Abin é alvo de operação da PF por espionar celulares sem autorização judicial durante governo Bolsonaro

Foto: Antonio Cruz/Agência Brasi

A Polícia Federal deflagrou, na manhã desta sexta-feira (20/10), a Operação Última Milha para investigar o uso indevido de sistema de geolocalização de celulares sem autorização da Justiça por servidores da Agência Brasileira de Inteligência (Abin).

Os agentes cumprem dois mandados de prisão e 25 de busca e apreensão, além de medidas cautelares diversas da prisão, expedidos pelo Supremo Tribunal Federal (STF), nos estados de São Paulo, Santa Catarina, Paraná, Goiás e no Distrito Federal.

De acordo com as investigações, o sistema de geolocalização usado pela Abin é um software intrusivo na infraestrutura crítica de telefonia brasileira. A rede de telefonia teria sido invadida diversas vezes, com a utilização do serviço adquirido com recursos públicos.

Entre os alvos que teriam sido monitorados estão jornalistas, políticos e adversários da gestão de Jair Bolsonaro (PL).

Além do uso indevido do sistema, apura-se a atuação de dois servidores da Abin que respondiam a processo administrativo disciplinar, com risco de perderem o emprego. De acordo com a investigação, eles teriam utilizado o conhecimento sobre o uso indevido do sistema como meio de coerção indireta para evitar a demissão.

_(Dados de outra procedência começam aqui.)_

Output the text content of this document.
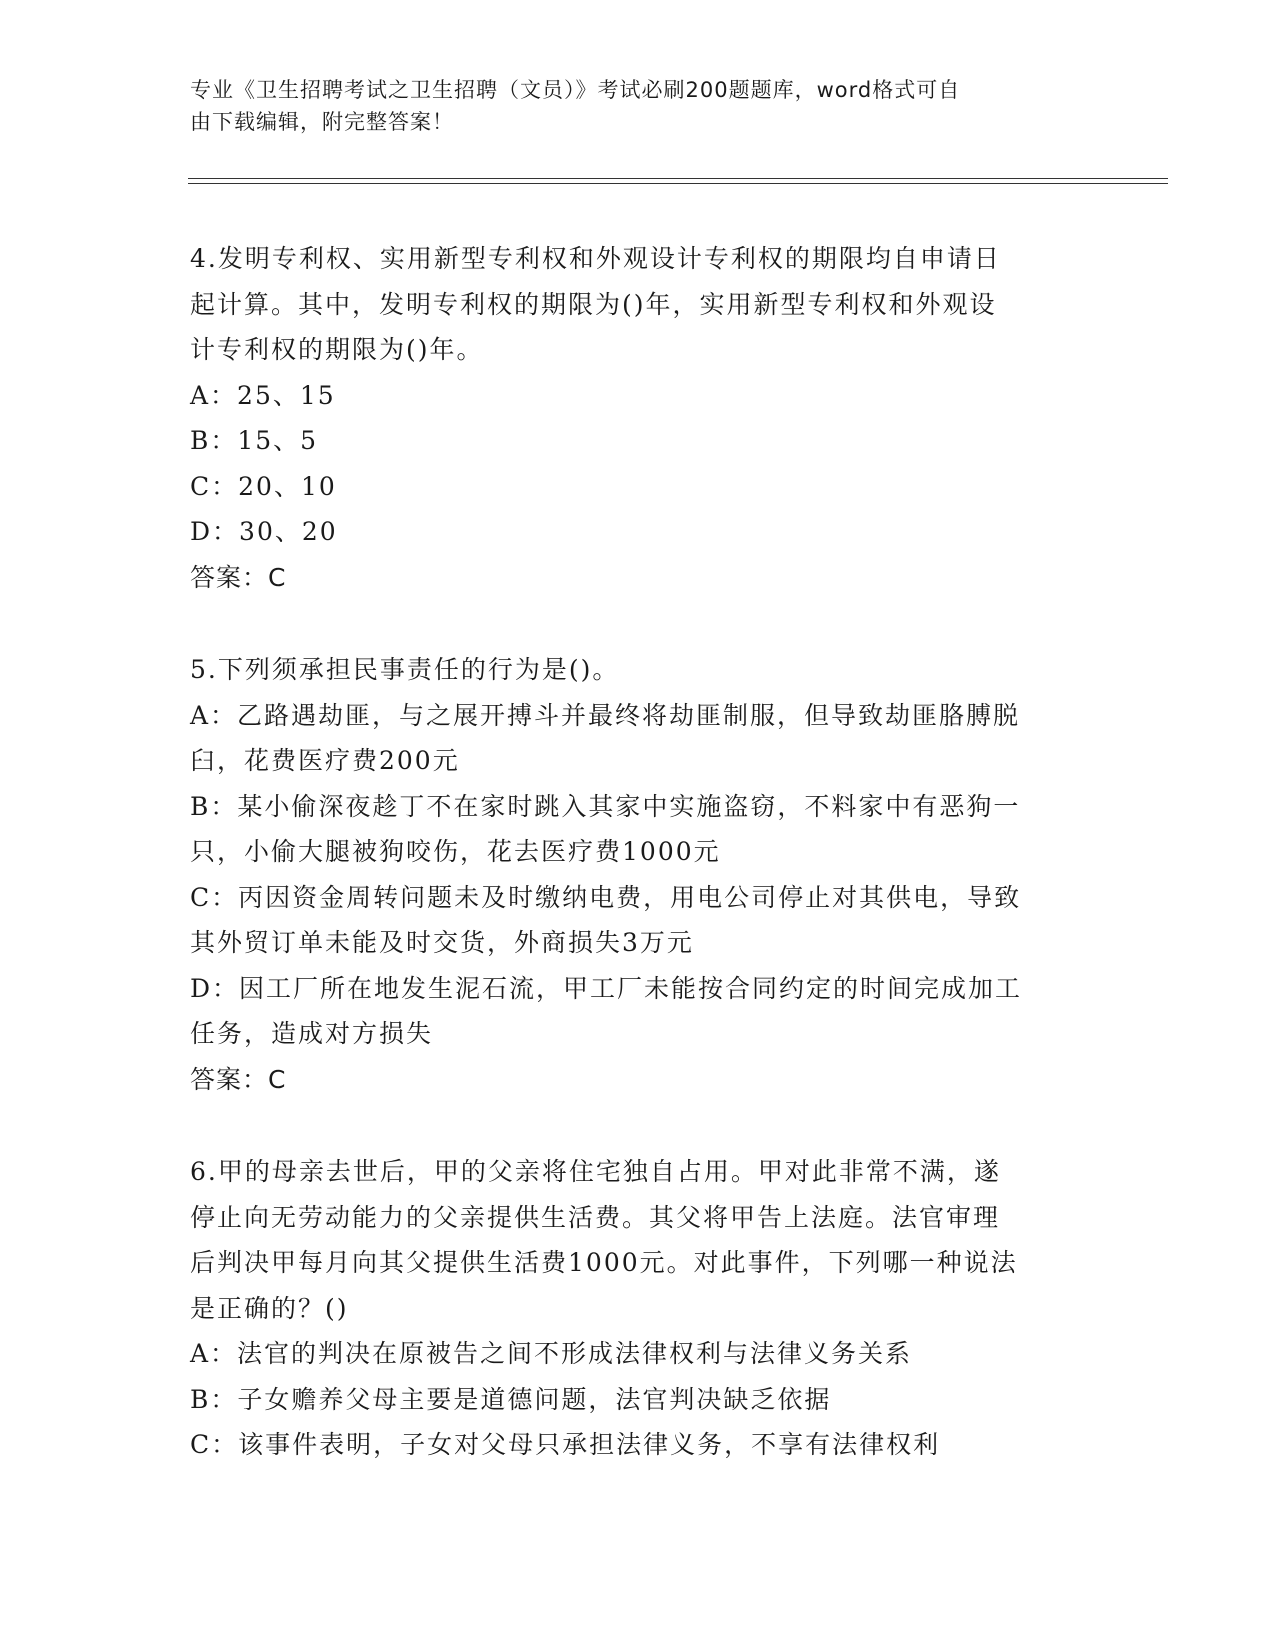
专业《卫生招聘考试之卫生招聘（文员）》考试必刷200题题库，word格式可自
由下载编辑，附完整答案！
4.发明专利权、实用新型专利权和外观设计专利权的期限均自申请日
起计算。其中，发明专利权的期限为()年，实用新型专利权和外观设
计专利权的期限为()年。
A：25、15
B：15、5
C：20、10
D：30、20
答案：C
5.下列须承担民事责任的行为是()。
A：乙路遇劫匪，与之展开搏斗并最终将劫匪制服，但导致劫匪胳膊脱
臼，花费医疗费200元
B：某小偷深夜趁丁不在家时跳入其家中实施盗窃，不料家中有恶狗一
只，小偷大腿被狗咬伤，花去医疗费1000元
C：丙因资金周转问题未及时缴纳电费，用电公司停止对其供电，导致
其外贸订单未能及时交货，外商损失3万元
D：因工厂所在地发生泥石流，甲工厂未能按合同约定的时间完成加工
任务，造成对方损失
答案：C
6.甲的母亲去世后，甲的父亲将住宅独自占用。甲对此非常不满，遂
停止向无劳动能力的父亲提供生活费。其父将甲告上法庭。法官审理
后判决甲每月向其父提供生活费1000元。对此事件，下列哪一种说法
是正确的？()
A：法官的判决在原被告之间不形成法律权利与法律义务关系
B：子女赡养父母主要是道德问题，法官判决缺乏依据
C：该事件表明，子女对父母只承担法律义务，不享有法律权利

Os investigados podem responder, na medida de suas responsabilidades, pelos crimes de invasão de dispositivo informático alheio, organização criminosa e interceptação de comunicações telefônicas, de informática ou telemática sem autorização judicial ou com objetivos não autorizados em lei.

Milhares de celulares monitorados

Em março, a PF determinou a instauração de um inquérito para investigar denúncias de que a Abin monitorou celulares de milhares de brasileiros durante os três primeiros anos do governo Bolsonaro.

Segundo a agência, o contrato de uso do software de localização teve início no final de 2018, ainda no governo Michel Temer, e foi encerrado em 8 de maio de 2021. O programa, chamado FirstMile, foi comprado por R$ 5,7 milhões da empresa israelense Cognyte, com dispensa de licitação.

A ferramenta permitia o monitoramento de até 10 mil celulares a cada 12 meses, bastando digitar o número da pessoa. Além disso, a aplicação criava históricos de deslocamento e alertas em tempo real da movimentação dos aparelhos cadastrados.

“A solução tecnológica em questão não está mais em uso na Abin desde então [8 de maio de 2021]. Atualmente, a Agência está em processo de aperfeiçoamento e revisão de seus normativos internos, em consonância com o interesse público e o compromisso com o Estado Democrático de Direito”, informou a Abin, em nota. A investigação da PF foi conduzida pela Diretoria de Inteligência Policial.

Denúncia na ONU

O ex-presidente Jair Bolsonaro foi denunciado na Organização das Nações Unidas (ONU), durante a 52ª sessão do Conselho de Direitos Humanos, realizada também em março, pelo uso desordenado de tecnologias digitais e sistemas de monitoramento no período da pandemia de Covid-19.

As organizações não governamentais (ONGs) Conectas, Artigo 19, Data Privacy Brasil e Transparência Internacional Brasil, responsáveis pela denúncia, pediram à ONU que questione o Brasil sobre o uso dessas tecnologias e o tratamento dos dados coletados durante a pandemia.

Segundo o documento apresentado na ONU, entre 2020 e 2022 foram utilizadas tecnologias digitais para a coleta de dados biométricos, de geolocalização e informações de saúde da população sem a devida transparência e participação da sociedade civil.

As instituições envolvidas na denúncia afirmaram ainda que a fragilidade dos mecanismos de controle e a indisposição dos órgãos responsáveis por monitorar o uso dessas tecnologias de modo efetivo foram fatores decisivos para o agravamento do problema.

Além disso, as organizações manifestaram preocupação com o aumento dos gastos governamentais em equipamentos de vigilância e software espião, com destaque para o campo da segurança pública e da inteligência estatal. Na avaliação das entidades, tais ações violam os direitos fundamentais de liberdade de expressão, associação, privacidade e intimidade.